Swindell may get some arguments, especially from the Mets (Saberhagen, Cone, Gooden), Braves (Avery, Glavine, Smoltz) maybe the Dodgers (Martinez, Hershiser, Candiotti) and Blue Jays (Morris, Stieb, Guzman, Key).
But this much is red-letter clear: Quinn and Piniella have put together a rotation that is sure to turn the National League West into an explosive arms race.
Using returning established starters Tom Browning and Jose Rijo as a foundation, Quinn worked quickly in the off-season. In mid-November, he acquired Swindell from lowly Cleveland for spare parts Jack Armstrong, Scott Scudder and Joe Turek.
One certain Reds fan in northern Ohio was duly impressed.
"I was telling my friends and family then," Tim Belcher said, "hey, the Reds are going to be tough. You add a guy like that to Browning and Rijo and that bullpen, they helped themselves a lot.' "
Two weeks later, Quinn made Belcher a Red by trading star outfielder Eric Davis to Los Angeles as part of a four-player deal.
"If I can pat myself on the back," Belcher said, "I think they helped themselves when they got me too."
Combine this Fab Four with an overpowering bullpen led by Rob Dibble and Norm Charlton, and you see the reason for the optimism.
From bottom to top, everyone in the organization is confident this team should be more like 1990's champions than 1991's laggards.
Especially owner Marge Schott, who departed from her usual penurious image in allowing Quinn to acquire Belcher and Swindell, who each make more than $2-million a season. (Swindell on Friday lost in arbitration but will still earn $2.5-million this season).
"I think she expects to win this season," Quinn said. "I don't think she would ever pay these large sums of money without getting something tangible in return."

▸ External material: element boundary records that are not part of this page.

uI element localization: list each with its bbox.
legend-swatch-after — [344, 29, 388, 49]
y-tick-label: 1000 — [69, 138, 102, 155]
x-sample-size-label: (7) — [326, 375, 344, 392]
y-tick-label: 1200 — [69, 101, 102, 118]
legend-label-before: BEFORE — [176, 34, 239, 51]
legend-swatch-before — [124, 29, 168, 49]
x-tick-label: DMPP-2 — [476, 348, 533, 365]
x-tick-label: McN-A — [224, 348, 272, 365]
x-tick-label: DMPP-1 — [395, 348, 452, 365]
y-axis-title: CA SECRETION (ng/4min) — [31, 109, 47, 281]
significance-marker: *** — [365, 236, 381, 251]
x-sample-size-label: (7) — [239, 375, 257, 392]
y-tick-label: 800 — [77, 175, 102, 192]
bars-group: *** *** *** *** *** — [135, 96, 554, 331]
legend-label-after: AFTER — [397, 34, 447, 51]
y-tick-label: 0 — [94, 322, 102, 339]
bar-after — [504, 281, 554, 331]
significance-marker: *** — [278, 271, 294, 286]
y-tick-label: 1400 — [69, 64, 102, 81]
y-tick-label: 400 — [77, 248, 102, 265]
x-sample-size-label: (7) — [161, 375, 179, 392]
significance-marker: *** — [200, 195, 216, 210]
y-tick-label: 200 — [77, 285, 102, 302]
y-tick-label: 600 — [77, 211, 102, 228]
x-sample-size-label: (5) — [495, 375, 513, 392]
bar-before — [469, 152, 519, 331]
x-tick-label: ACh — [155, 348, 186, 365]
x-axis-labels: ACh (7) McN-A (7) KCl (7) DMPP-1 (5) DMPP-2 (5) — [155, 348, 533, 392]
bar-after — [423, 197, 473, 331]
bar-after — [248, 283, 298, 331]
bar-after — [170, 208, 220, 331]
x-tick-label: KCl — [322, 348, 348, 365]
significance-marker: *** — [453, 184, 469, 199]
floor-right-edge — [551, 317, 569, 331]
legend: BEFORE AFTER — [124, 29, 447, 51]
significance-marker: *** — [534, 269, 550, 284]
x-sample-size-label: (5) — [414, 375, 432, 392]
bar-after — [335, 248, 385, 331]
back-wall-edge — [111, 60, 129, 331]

"I think she had a change of heart," Browning said. "Sometimes you've got to spend some money. There's a commitment to winning and that's a good sign for the players."

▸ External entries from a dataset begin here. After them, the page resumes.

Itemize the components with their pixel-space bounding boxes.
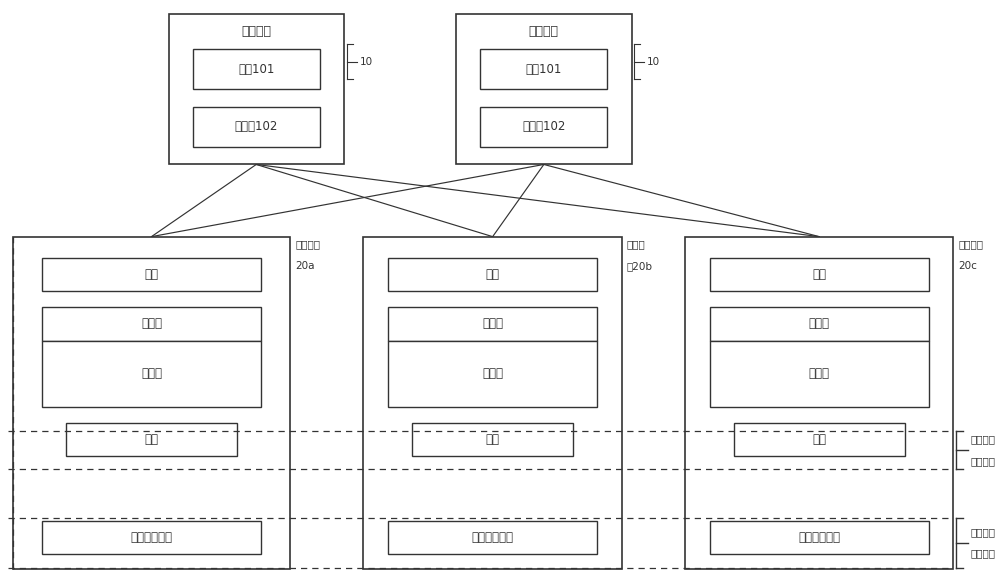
Text: 20c: 20c — [958, 261, 977, 272]
Text: 10: 10 — [360, 57, 373, 66]
Text: 点20b: 点20b — [627, 261, 653, 272]
Text: 第二存储: 第二存储 — [971, 527, 996, 537]
Text: 存储器: 存储器 — [482, 367, 503, 380]
Bar — [193, 107, 320, 147]
Text: 存储器: 存储器 — [141, 367, 162, 380]
Bar — [363, 237, 622, 568]
Text: 计算节点: 计算节点 — [241, 24, 271, 38]
Bar — [480, 107, 607, 147]
Text: 介质集合: 介质集合 — [971, 456, 996, 466]
Text: 客户端102: 客户端102 — [522, 121, 566, 134]
Text: 应用101: 应用101 — [526, 63, 562, 76]
Bar — [734, 423, 905, 456]
Text: 存储节: 存储节 — [627, 240, 645, 250]
Bar — [412, 423, 573, 456]
Bar — [710, 258, 929, 292]
Text: 存储节点: 存储节点 — [295, 240, 320, 250]
Text: 网卡: 网卡 — [144, 268, 158, 281]
Text: 持久化存储器: 持久化存储器 — [798, 531, 840, 544]
Bar — [480, 49, 607, 89]
Bar — [710, 307, 929, 340]
Text: 网卡: 网卡 — [486, 268, 500, 281]
Text: 内存: 内存 — [144, 433, 158, 446]
Bar — [710, 521, 929, 554]
Text: 应用101: 应用101 — [238, 63, 274, 76]
Text: 内存: 内存 — [812, 433, 826, 446]
Bar — [456, 15, 632, 164]
Bar — [388, 521, 597, 554]
Text: 持久化存储器: 持久化存储器 — [130, 531, 172, 544]
Bar — [169, 15, 344, 164]
Text: 20a: 20a — [295, 261, 315, 272]
Text: 内存: 内存 — [486, 433, 500, 446]
Bar — [193, 49, 320, 89]
Text: 处理器: 处理器 — [141, 317, 162, 331]
Text: 存储器: 存储器 — [809, 367, 830, 380]
Bar — [13, 237, 290, 568]
Text: 介质集合: 介质集合 — [971, 549, 996, 559]
Text: 第一存储: 第一存储 — [971, 434, 996, 444]
Bar — [388, 258, 597, 292]
Bar — [388, 340, 597, 407]
Bar — [66, 423, 237, 456]
Bar — [42, 521, 261, 554]
Bar — [685, 237, 953, 568]
Text: 客户端102: 客户端102 — [235, 121, 278, 134]
Bar — [42, 258, 261, 292]
Bar — [42, 340, 261, 407]
Text: 处理器: 处理器 — [482, 317, 503, 331]
Bar — [388, 307, 597, 340]
Text: 存储节点: 存储节点 — [958, 240, 983, 250]
Bar — [710, 340, 929, 407]
Text: 持久化存储器: 持久化存储器 — [472, 531, 514, 544]
Text: 10: 10 — [647, 57, 660, 66]
Text: 处理器: 处理器 — [809, 317, 830, 331]
Bar — [42, 307, 261, 340]
Text: 计算节点: 计算节点 — [529, 24, 559, 38]
Text: 网卡: 网卡 — [812, 268, 826, 281]
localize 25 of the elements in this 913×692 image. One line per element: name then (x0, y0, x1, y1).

The commitment extends to Piniella, who kept his 22 pitchers and eight catchers on the field for more than three hours during Friday's initial workout. He said he anticipates intense competition.
Seven jobs appear set _ the four starters, the two closers and left-handed set-up man Scott Ruskin. That means the battle will be for the fifth starter spot (Chris Hammond, Mo Sanford, Gino Minutelli and Tim Pugh) and two other middle-to-long relievers.
The mix is an impressive one, and it all begins with the starters.
"They've got good stuff, they're experienced, they're winning-type pitchers and they'll give you innings," Piniella said. "They've got the whole gamut."
Here is a sample of what Reds opponents will face:
Rijo, a hard-throwing right-hander with a nasty slider. Browning, a crafty left-handed control expert who changes speeds at will. Belcher, a righty with a good arm who "knows how to pitch." Swindell, a hard-throwing left-hander with impressive strikeout numbers.
"They'll rock other teams back and forth. They're not going to see too much of the same thing," pitching coach Larry Rothschild said. "Each guy pitches differently."
Each guy also pitches well, which gives the Reds a staff with four potential stars. The pitchers say that abundance of talent won't be a problem, but a positive.
"I don't see how it could be a negative," Belcher said. "I don't think any of us would allow petty jealousies to get in the way of success."
"I think we'll feed off each other," Browning said. "The competition between us will make us a better staff. Each guy is trying to outduel the other."
"We're all here together," Swindell said. "There's four aces here."